I write this as my friend and brother-in-law lies in the hospital with COVID and pneumonia, not knowing if he will survive but hoping nonetheless.
We met in the spring of 2007. I don’t know what made me go into the MySpace chat rooms that day. Maybe it was the Holy Spirit. Who knows? But I hadn’t visited a chat room since the late 90s and I haven’t visited one since.
I joined the Catholicism chat room, and the two of us quickly got into a private discussion on Church teaching. I don’t remember the exact details, only that I thought of him as a lapsed Catholic who didn’t understand the importance of accepting all the Church’s teachings.
Headstrong arrogance
In my headstrong arrogance, I said something like “It’s either all true or there’s no reason to believe any of it.”
That was when he started typing in all caps. He said I was destroying his faith.
I shut up and started praying. Between my prayers, I apologized and listened. Gradually, he started telling me his story, how he had fallen away from the faith, become an MP in the military, and had nearly died overseas.
Coming so close to death, he eventually woke up in a hospital bed in Germany. Dangling from his IV bag was a simple Rosary, reminding him of his childhood faith. Because he’d listed himself as Catholic on his military forms, he’d been given the last rites.
After all this, he had only recently finally found the courage to come back to Mass. He was on the journey back home, and here I was telling him where he was in his journey wasn’t good enough.
I didn’t have profound words to give him, but by the end of the conversation, I was guiding him through the Divine Mercy Chaplet over the phone.
I didn’t think I’d hear from him again ever again, but I felt a profound passion to continue to pray for him. Though I didn’t expect myself to follow through with the commitment, I decided I’d pray for him throughout the rest of my life. I prayed for God to help remind me.
Well, maybe a week or two later, he called me again. All he had was one question about the faith. I gave him the answer. He got angry and hung up. Then a few days later, he called up again with another question.
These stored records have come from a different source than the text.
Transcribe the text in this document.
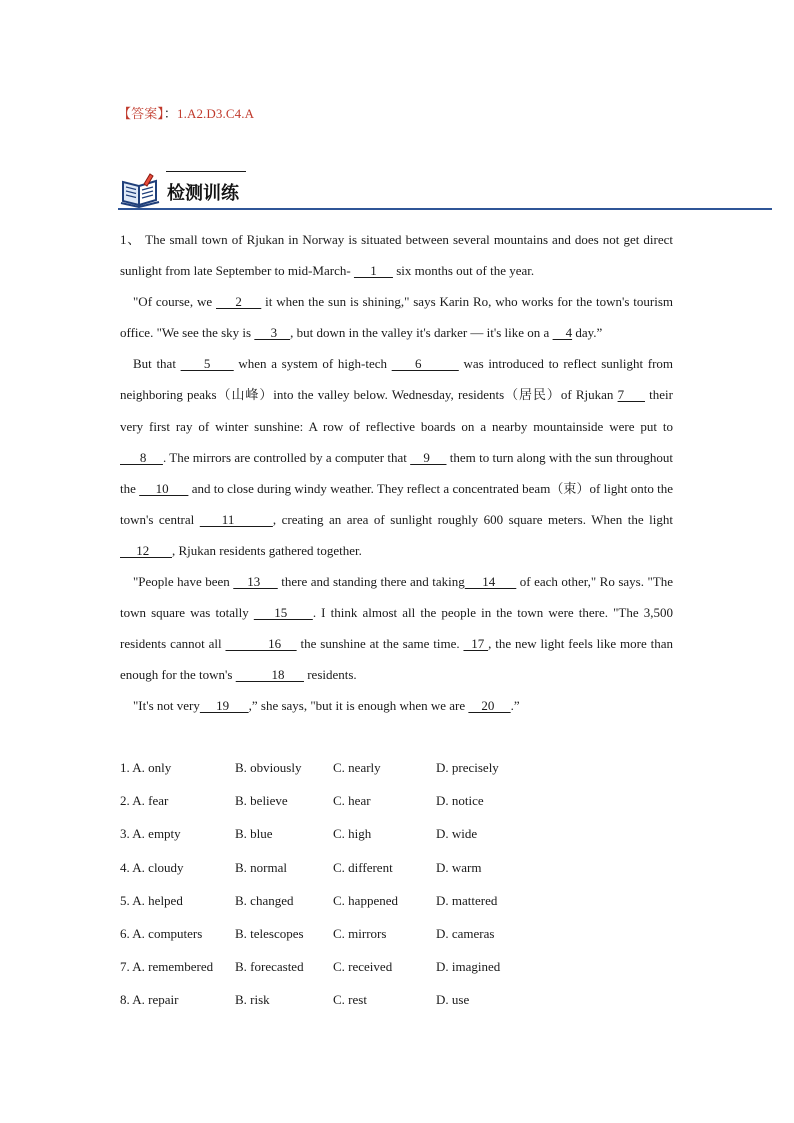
【答案】：1.A2.D3.C4.A
检测训练

1、 The small town of Rjukan in Norway is situated between several mountains and does not get direct sunlight from late September to mid-March-      1      six months out of the year.

"Of course, we      2      it when the sun is shining," says Karin Ro, who works for the town's tourism office. "We see the sky is      3    , but down in the valley it's darker — it's like on a     4 day.”

But that      5      when a system of high-tech      6         was introduced to reflect sunlight from neighboring peaks（山峰）into the valley below. Wednesday, residents（居民）of Rjukan 7      their very first ray of winter sunshine: A row of reflective boards on a nearby mountainside were put to       8     . The mirrors are controlled by a computer that     9      them to turn along with the sun throughout the      10       and to close during windy weather. They reflect a concentrated beam（束）of light onto the town's central     11       , creating an area of sunlight roughly 600 square meters. When the light      12       , Rjukan residents gathered together.

"People have been     13      there and standing there and taking     14       of each other," Ro says. "The town square was totally     15     . I think almost all the people in the town were there. "The 3,500 residents cannot all            16     the sunshine at the same time.   17 , the new light feels like more than enough for the town's            18       residents.

"It's not very     19      ,” she says, "but it is enough when we are     20     .”

1. A. only	B. obviously C. nearly	D. precisely
2. A. fear	B. believe	C. hear	D. notice
3. A. empty	B. blue	C. high	D. wide
4. A. cloudy	B. normal	C. different	D. warm
5. A. helped	B. changed	C. happened	D. mattered
6. A. computers	B. telescopes C. mirrors	D. cameras
7. A. remembered B. forecasted C. received	D. imagined
8. A. repair	B. risk	C. rest	D. use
This pattern continued on for months, with conversations (and arguments) getting longer. I remember at one point asking why he kept calling.
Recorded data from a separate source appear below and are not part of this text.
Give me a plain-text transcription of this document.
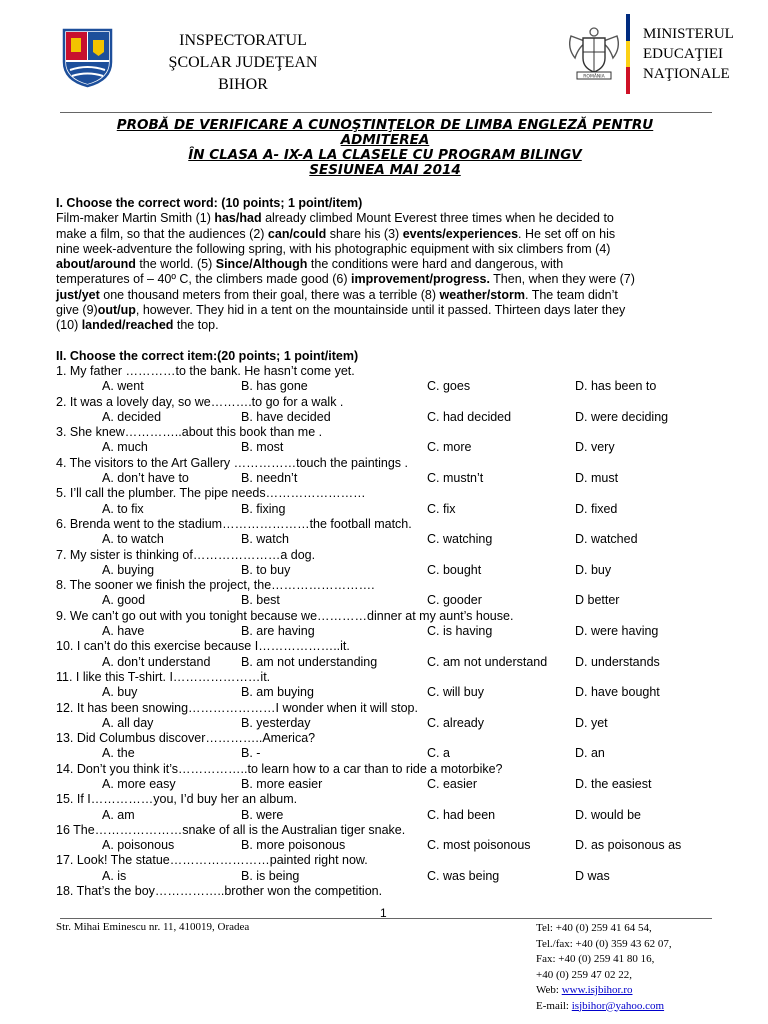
INSPECTORATUL
ŞCOLAR JUDEŢEAN
BIHOR	ROMÂNIA
MINISTERUL
EDUCAŢIEI
NAŢIONALE
PROBĂ DE VERIFICARE A CUNOŞTINŢELOR DE LIMBA ENGLEZĂ PENTRU
ADMITEREA
ÎN CLASA A- IX-A LA CLASELE CU PROGRAM BILINGV
SESIUNEA MAI 2014
I. Choose the correct word: (10 points; 1 point/item)
Film-maker Martin Smith (1) has/had already climbed Mount Everest three times when he decided to
make a film, so that the audiences (2) can/could share his (3) events/experiences. He set off on his
nine week-adventure the following spring, with his photographic equipment with six climbers from (4)
about/around the world. (5) Since/Although the conditions were hard and dangerous, with
temperatures of – 40º C, the climbers made good (6) improvement/progress. Then, when they were (7)
just/yet one thousand meters from their goal, there was a terrible (8) weather/storm. The team didn’t
give (9)out/up, however. They hid in a tent on the mountainside until it passed. Thirteen days later they
(10) landed/reached the top.
II. Choose the correct item:(20 points; 1 point/item)
1. My father …………to the bank. He hasn’t come yet.
A. went	B. has gone	C. goes	D. has been to
2. It was a lovely day, so we……….to go for a walk .
A. decided	B. have decided	C. had decided	D. were deciding
3. She knew…………..about this book than me .
A. much	B. most	C. more	D. very
4. The visitors to the Art Gallery ……………touch the paintings .
A. don’t have to	B. needn’t	C. mustn’t	D. must
5. I’ll call the plumber. The pipe needs……………………
A. to fix	B. fixing	C. fix	D. fixed
6. Brenda went to the stadium…………………the football match.
A. to watch	B. watch	C. watching	D. watched
7. My sister is thinking of…………………a dog.
A. buying	B. to buy	C. bought	D. buy
8. The sooner we finish the project, the…………………….
A. good	B. best	C. gooder	D better
9. We can’t go out with you tonight because we…………dinner at my aunt’s house.
A. have	B. are having	C. is having	D. were having
10. I can’t do this exercise because I………………..it.
A. don’t understand B. am not understanding	C. am not understand D. understands
11. I like this T-shirt. I…………………it.
A. buy	B. am buying	C. will buy	D. have bought
12. It has been snowing…………………I wonder when it will stop.
A. all day	B. yesterday	C. already	D. yet
13. Did Columbus discover…………..America?
A. the	B. -	C. a	D. an
14. Don’t you think it’s……………..to learn how to a car than to ride a motorbike?
A. more easy	B. more easier	C. easier	D. the easiest
15. If I……………you, I’d buy her an album.
A. am	B. were	C. had been	D. would be
16 The…………………snake of all is the Australian tiger snake.
A. poisonous	B. more poisonous	C. most poisonous	D. as poisonous as
17. Look! The statue……………………painted right now.
A. is	B. is being	C. was being	D was
18. That’s the boy……………..brother won the competition.
1
Str. Mihai Eminescu nr. 11, 410019, Oradea	Tel: +40 (0) 259 41 64 54,
Tel./fax: +40 (0) 359 43 62 07,
Fax: +40 (0) 259 41 80 16,
+40 (0) 259 47 02 22,
Web: www.isjbihor.ro
E-mail: isjbihor@yahoo.com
“I don’t know,” he said. “You make me so angry.”
Argumentative friendship
But then later he started insisting I was his God-given spiritual director. I told him I wasn’t remotely qualified or trained to give spiritual direction, but our strange argumentative friendship continued.
In October of 2007, he flew out to meet me. The trip was only three days. During that time, we took a drive out to the Shrine of Our Lady of Guadalupe in La Crosse with my sister. The following month, I met my husband, and eventually he asked how I’d feel if he dated my sister. I gave him my blessing.
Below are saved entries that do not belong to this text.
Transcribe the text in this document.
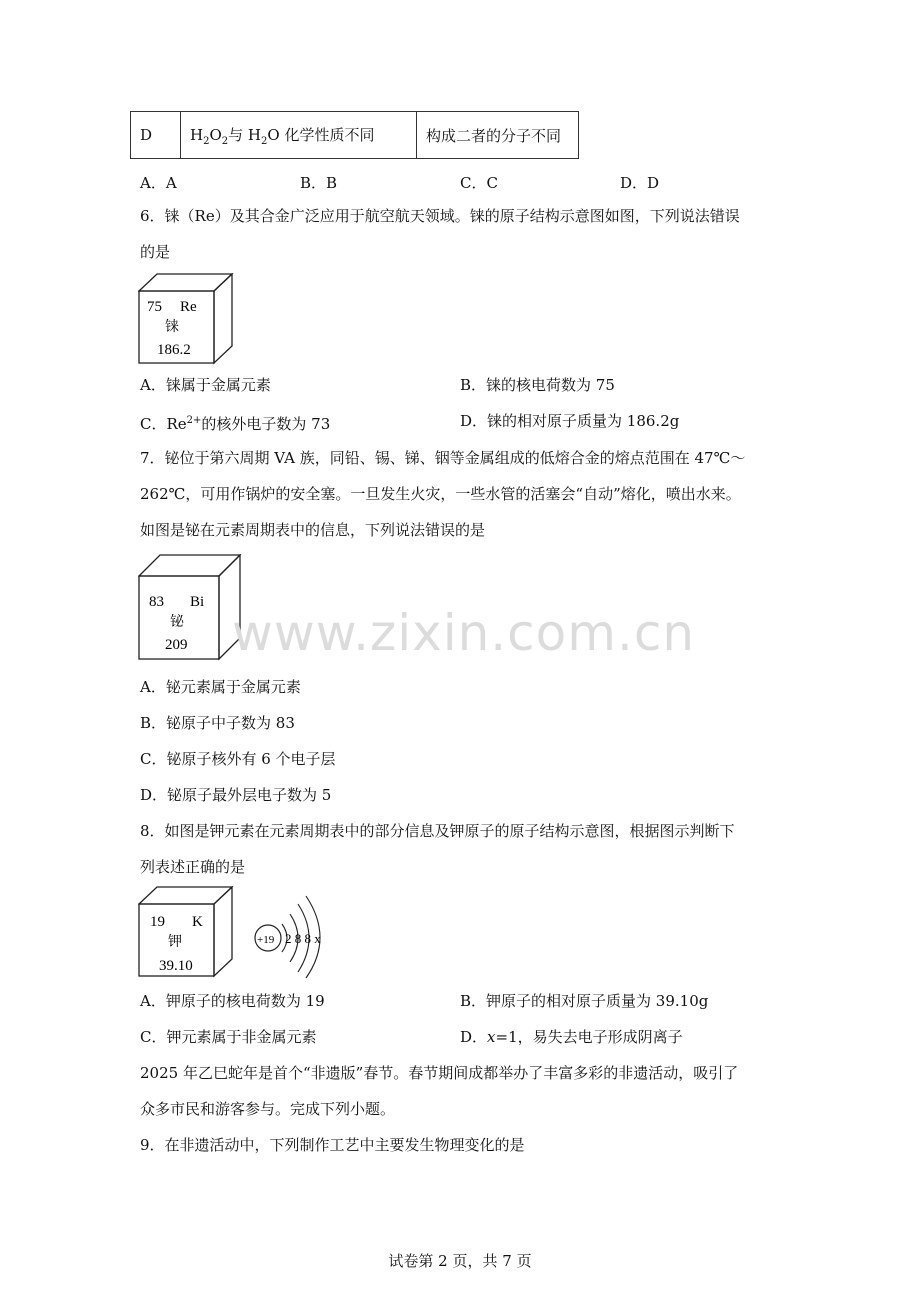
D	$H_2O_2$与 $H_2O$ 化学性质不同	构成二者的分子不同
A．A	B．B	C．C	D．D
6．铼（Re）及其合金广泛应用于航空航天领域。铼的原子结构示意图如图，下列说法错误
的是
75 Re
铼
186.2
A．铼属于金属元素	B．铼的核电荷数为 75
C．$Re^{2+}$的核外电子数为 73	D．铼的相对原子质量为 186.2g
7．铋位于第六周期 VA 族，同铅、锡、锑、铟等金属组成的低熔合金的熔点范围在 47℃～
262℃，可用作锅炉的安全塞。一旦发生火灾，一些水管的活塞会“自动”熔化，喷出水来。
如图是铋在元素周期表中的信息，下列说法错误的是
83 Bi
铋
209
A．铋元素属于金属元素
B．铋原子中子数为 83
C．铋原子核外有 6 个电子层
D．铋原子最外层电子数为 5
www.zixin.com.cn
8．如图是钾元素在元素周期表中的部分信息及钾原子的原子结构示意图，根据图示判断下
列表述正确的是
19 K
钾
39.10
+19 2 8 8 x
A．钾原子的核电荷数为 19	B．钾原子的相对原子质量为 39.10g
C．钾元素属于非金属元素	D．x=1，易失去电子形成阴离子
2025 年乙巳蛇年是首个“非遗版”春节。春节期间成都举办了丰富多彩的非遗活动，吸引了
众多市民和游客参与。完成下列小题。
9．在非遗活动中，下列制作工艺中主要发生物理变化的是
试卷第 2 页，共 7 页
It seemed like divine providence when the four of us were all engaged around the same time and married within two months of each other.
Years have passed though, and things have not remained as picture perfect. Without going into detail, there are times where it feels like God’s hand is so clear and then things happen and you’re not sure what you believe anymore.
I only know two things.
The first is that a man I committed to praying for 14 years ago is in need of prayers, and I have this medium to ask others to pray for him here. I won’t give out his real name, but ironically when I met him, his chat nickname was “ThatOneGuy.”
The second is to urge you, readers, never to lose hope for those you care about, never to become so legalistically headstrong in your faith that it leads you to judgement and despair for others.
Remember, God loves that person in your life more than you do. And like in the story of the Prodigal son, the Father runs out to the son while the he is “still a long way off” and embraces him.